When the pandemic disrupted commutes to work, it challenged us to rethink our wardrobes. Offices shut down and people with desk jobs found themselves working from home in pajamas, yoga wear, or “half-and-half” fashion styles.
So what’s half-and-half? If you’ve attended a virtual meeting, you’ll know what I mean by half-and-half styles. You’re wearing a blazer, shirt, or office casual sweater on top, with leggings, jogging pants and bare feet, socks or slippers where the camera can’t see. Business casual on top, and casual on the bottom.
A year later, after dressing down, people have started to dress back up again. People who still work from home (WFH) aren’t wearing heels and dress shoes yet, but they are raising the bar on work from home fashion. It’s one way to mentally separate your weekend self from your work self, especially if your office and home are the same place.
Here are some fashion trends from the work from home world.
When people started to hold meetings at home last year, they were looking for a temporary solution. Those who were new to working from home attended virtual meetings from dining tables or their couches. Room lighting was sometimes dim and their background was the mess of everyday living.
During the second year of work from home, fashion became business casual. People wore sweaters, shirts, scarves, and quality T-shirts. Many had well-positioned cameras and lighting, and virtual backgrounds of offices or a virtual wall with their company information on it.
People had become accustomed to virtual meetings and their routines. Some business owners even had their contact information and company description pre-typed and ready to paste in the chat after they introduced themselves.
If we return to in-person networking meetings, it will be an adjustment not to see company names projected behind people. It will also be jarring to see people from head to foot – and notice that they have a height.
Coworker, Client, and Team Meetings
The height difference is one factor that’s disappeared as a result of remote work. In this new world of entire companies working from home, you may never experience that moment of walking by as a coworker changes from flats to heels, or grabs a suit jacket as you both walk to the meeting room.
In the summer this year, fashion was more casual for team meetings – T-shirts and tank tops, especially if the team is entirely female. When winter arrived, people attended team meetings in sweaters, polo shirts, and shirts. They dressed like they used to when people worked in offices. Or perhaps they did a wardrobe change… we won’t know.
I prefer to dress more casually when working and do a quick clothing change for team meetings. Coworkers and clients I’ve never met in person will forever think that I dress more formally than I usually do. If they ever see me wearing what I really wear while typing away at a project, they may be surprised. Perhaps the surprise might even go both ways. I’m not 100% sure the CEO stays dressed up after a virtual meeting is over. Maybe she exchanges her lovely scarf and fancy sweater for a hoodie.
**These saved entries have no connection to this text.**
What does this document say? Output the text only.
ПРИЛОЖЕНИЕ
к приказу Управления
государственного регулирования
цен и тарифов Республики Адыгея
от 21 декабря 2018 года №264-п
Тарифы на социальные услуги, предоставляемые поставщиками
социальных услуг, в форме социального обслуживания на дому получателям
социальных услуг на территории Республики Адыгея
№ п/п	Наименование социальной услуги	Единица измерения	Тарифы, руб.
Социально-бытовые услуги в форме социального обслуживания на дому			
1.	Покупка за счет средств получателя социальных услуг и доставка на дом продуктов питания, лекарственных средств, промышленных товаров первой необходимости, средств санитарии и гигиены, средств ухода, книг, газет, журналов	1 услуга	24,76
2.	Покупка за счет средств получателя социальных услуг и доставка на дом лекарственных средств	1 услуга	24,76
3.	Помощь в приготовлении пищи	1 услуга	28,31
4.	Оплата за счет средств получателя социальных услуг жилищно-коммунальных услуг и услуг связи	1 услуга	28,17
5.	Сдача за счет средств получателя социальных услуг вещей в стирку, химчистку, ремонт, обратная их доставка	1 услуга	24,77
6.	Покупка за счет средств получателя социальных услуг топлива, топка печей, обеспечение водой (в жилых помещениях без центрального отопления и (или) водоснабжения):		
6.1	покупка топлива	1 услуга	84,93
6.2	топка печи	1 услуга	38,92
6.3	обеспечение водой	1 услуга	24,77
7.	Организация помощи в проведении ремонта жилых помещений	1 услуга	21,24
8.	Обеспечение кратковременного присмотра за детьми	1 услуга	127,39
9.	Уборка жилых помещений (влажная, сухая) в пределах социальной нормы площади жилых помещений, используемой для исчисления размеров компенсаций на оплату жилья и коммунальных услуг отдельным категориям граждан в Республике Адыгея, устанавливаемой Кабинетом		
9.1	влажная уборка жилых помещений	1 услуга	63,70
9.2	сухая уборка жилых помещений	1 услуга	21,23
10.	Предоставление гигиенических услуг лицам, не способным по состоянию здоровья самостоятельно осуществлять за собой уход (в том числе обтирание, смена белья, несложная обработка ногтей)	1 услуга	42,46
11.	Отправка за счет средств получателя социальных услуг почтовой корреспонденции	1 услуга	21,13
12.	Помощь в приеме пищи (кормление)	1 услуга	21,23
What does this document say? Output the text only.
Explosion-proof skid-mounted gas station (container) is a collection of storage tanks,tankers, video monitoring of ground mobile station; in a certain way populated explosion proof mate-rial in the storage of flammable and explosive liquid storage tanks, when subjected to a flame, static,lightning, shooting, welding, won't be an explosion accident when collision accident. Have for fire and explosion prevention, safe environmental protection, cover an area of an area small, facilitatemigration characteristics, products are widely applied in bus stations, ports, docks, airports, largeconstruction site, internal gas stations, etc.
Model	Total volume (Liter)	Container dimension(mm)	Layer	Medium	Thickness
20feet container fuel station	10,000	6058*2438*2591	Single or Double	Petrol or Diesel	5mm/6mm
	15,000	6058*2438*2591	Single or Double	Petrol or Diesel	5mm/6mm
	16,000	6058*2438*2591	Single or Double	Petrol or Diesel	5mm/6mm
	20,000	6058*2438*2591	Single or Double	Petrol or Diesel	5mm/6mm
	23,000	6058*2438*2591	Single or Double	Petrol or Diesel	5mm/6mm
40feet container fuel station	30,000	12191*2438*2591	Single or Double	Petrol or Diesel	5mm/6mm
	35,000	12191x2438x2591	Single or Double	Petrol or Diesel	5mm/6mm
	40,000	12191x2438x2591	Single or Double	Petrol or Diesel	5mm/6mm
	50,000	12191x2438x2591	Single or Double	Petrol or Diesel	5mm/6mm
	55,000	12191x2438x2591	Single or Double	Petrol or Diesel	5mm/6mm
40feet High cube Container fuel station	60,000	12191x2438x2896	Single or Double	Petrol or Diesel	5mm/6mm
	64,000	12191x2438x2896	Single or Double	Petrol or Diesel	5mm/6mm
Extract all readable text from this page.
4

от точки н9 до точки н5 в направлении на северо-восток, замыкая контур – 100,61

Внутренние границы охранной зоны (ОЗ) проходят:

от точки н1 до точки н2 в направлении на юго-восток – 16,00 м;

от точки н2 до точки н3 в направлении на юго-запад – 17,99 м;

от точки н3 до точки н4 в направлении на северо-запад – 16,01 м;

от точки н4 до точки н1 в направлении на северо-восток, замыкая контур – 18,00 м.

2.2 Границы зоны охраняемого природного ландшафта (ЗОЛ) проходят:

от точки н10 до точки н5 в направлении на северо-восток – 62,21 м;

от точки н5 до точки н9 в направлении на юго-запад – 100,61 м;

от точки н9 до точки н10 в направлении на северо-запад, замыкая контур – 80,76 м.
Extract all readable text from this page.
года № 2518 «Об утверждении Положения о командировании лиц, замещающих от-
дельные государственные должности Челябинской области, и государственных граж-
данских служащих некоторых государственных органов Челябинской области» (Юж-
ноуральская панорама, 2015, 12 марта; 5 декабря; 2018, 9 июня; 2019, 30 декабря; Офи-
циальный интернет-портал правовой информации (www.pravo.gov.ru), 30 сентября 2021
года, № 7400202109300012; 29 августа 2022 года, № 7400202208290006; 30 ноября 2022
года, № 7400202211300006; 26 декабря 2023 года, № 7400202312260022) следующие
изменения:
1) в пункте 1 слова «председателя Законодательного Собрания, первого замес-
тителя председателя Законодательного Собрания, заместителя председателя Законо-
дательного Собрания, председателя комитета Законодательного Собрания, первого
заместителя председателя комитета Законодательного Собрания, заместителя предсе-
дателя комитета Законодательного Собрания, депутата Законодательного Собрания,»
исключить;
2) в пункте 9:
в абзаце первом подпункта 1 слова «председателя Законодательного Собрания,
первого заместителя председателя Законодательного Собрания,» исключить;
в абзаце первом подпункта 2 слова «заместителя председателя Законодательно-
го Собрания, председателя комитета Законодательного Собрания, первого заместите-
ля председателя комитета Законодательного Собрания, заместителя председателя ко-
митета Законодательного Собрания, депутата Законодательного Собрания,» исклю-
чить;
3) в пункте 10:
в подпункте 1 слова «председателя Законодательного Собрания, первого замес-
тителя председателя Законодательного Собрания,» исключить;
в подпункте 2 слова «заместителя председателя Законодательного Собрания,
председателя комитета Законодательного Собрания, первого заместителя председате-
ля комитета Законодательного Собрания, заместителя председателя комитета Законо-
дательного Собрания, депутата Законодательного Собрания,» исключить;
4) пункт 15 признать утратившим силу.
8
We will never know.
If introverts dislike one thing, it’s last-minute notice that you’ll be seeing people. Back in the days when people worked in offices, and the team suddenly called an impromptu meeting, your first thought wasn’t, “Uh uh. What should I wear?” You’re already at the office.
Your reaction may be different when you work from home. Maybe you got up late so you’re rushing to get an assignment done. You haven’t combed your hair and you’re wearing the grubby old hoodie that never leaves the house. Then you get a DM to meet online RIGHT NOW.
You panic about your appearance, and then you realize: you’ve got an excuse not to go on camera. Sorry, voice only today, you answer. I wasn’t prepared for a video call. Another alternative is to dim the lights so you look better than in real life. You can blame a bad internet connection. Or you say didn’t have time to set up your camera.
I once experienced a surprise at an impromptu meeting. The organizer asked to meet in a half hour. She always had a virtual background of a home office, so when her background had changed to a large designer kitchen, I assumed it was her new virtual background. Then she destroyed the illusion by saying it really was her kitchen and sorry for the mess. She should have said it was virtual kitchen.
Some people were already working from home before WFH and remote work became household words. In the second year of the pandemic, it seems that people have turned their home office into their professional work area, and dressing like they’re working in a traditional office. The biggest difference is, they are still dressed for comfort, but the look is more classy.
Perhaps the next step in WFH as technology advances is holographic images of ourselves whenever we attend virtual meetings. Our image could be dressed in a suit or sweater while our real self is wearing an old T-shirt. Why not? Work from home is continuously being redefined.